While parsing Trump’s feelings on the topic of more checks has been a bit of a guessing game, on Monday, Senate Majority Leader Mitch McConnell opened the door for more stimulus. But he also hinted at lowering the income threshold this go-around.
“I think the people who have been hit the hardest are people who make about $40,000 a year or less,” McConnell told reporters when asked about another round of checks. “Many of them work in the hospitality industry…so that could well be a part of it.”
The first round of stimulus checks were worth as much as $1,200 for individuals or $2,400 for married couples, plus $500 for each qualifying child. That amount decreased for adjusted gross income above $75,000 per individual or $150,000 per qualified couple. Individuals earning above $99,000 (or $198,000 per couple) weren’t eligible for the first round of checks.
If Congress approved a second stimulus check only for workers with incomes under $40,000, it would mean millions more would be left out this time around. The median U.S. household income is $61,937, and the median income is $31,048, according to the U.S. Census Bureau. That means about half of American workers or households could be excluded.
Furthermore, since the last round of stimulus checks were based on your previous year’s tax returns, that could end up leaving out millions of newly unemployed Americans. The U.S. Bureau of Labor Statistics’ June jobs report, which found an 11.1% unemployment rate, didn’t break down joblessness by income level. However, a Fortune-SurveyMonkey poll conducted between May 20 and May 26 of 4,109 U.S. adults found 12% of workers making between $50,000 to $99,000 had lost their job, and 7% of those making over $100,000 reported being unemployed.

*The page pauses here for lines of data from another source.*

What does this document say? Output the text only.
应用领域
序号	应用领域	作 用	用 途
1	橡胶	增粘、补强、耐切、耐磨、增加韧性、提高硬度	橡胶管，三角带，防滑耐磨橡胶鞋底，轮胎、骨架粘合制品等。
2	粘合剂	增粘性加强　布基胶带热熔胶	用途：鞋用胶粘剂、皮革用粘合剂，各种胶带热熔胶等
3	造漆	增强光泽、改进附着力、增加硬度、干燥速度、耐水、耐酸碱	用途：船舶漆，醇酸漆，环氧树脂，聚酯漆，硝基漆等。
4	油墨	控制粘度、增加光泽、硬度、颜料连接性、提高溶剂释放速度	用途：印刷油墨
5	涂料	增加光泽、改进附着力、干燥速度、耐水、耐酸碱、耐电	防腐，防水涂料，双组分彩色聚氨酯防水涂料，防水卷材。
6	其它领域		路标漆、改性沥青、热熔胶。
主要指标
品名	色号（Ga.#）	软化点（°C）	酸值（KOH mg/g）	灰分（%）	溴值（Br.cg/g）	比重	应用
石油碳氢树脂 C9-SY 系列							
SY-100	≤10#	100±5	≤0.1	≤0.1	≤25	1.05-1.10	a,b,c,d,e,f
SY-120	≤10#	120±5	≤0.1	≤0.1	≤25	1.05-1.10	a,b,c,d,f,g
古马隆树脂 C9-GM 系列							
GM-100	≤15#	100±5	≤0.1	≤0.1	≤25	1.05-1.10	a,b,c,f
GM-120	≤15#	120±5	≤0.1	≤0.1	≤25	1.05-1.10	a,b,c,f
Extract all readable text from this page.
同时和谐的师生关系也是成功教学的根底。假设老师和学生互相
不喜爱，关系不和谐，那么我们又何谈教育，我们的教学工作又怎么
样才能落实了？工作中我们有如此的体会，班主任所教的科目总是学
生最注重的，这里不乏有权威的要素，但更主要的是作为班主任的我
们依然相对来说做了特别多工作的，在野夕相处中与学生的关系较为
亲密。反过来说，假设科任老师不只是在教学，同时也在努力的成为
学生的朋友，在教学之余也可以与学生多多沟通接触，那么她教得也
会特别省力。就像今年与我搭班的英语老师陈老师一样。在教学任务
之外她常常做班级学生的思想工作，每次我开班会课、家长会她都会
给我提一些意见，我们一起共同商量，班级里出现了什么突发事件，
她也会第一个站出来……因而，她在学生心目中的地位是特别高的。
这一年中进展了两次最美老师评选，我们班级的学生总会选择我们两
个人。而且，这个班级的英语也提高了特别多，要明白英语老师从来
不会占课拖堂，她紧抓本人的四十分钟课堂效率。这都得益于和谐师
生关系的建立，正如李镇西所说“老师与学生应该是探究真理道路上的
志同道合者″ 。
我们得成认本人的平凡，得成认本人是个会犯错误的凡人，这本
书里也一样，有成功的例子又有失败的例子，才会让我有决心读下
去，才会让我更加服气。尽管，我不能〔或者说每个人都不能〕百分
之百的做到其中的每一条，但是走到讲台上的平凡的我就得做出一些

Among those earning under $50,000, 24% reported they had lost their jobs.
In May, the Democratic-controlled House of Representatives passed the $3 trillion HEROES Act, which would provide American households with up to $6,000 in direct stimulus payments. But that bill has gone nowhere in the Senate. Just last week President Donald Trump expressed openness to another stimulus check, but didn’t provide details.
The Fortune-SurveyMonkey May poll found 54% of U.S. adults support a second round of checks. That’s far less support than the first round had: A Fortune-SurveyMonkey poll conducted between March 23 and March 24 found 85% of U.S. adults supported the federal government sending a onetime stimulus check.
And a second round of stimulus checks doesn’t have same the bipartisan support. Among Republicans, 85% viewed the first onetime check favorably, compared with 87% of Democrats, our March poll found. But support for a second stimulus payment is 40% and 67% among Republicans and Democrats, respectively.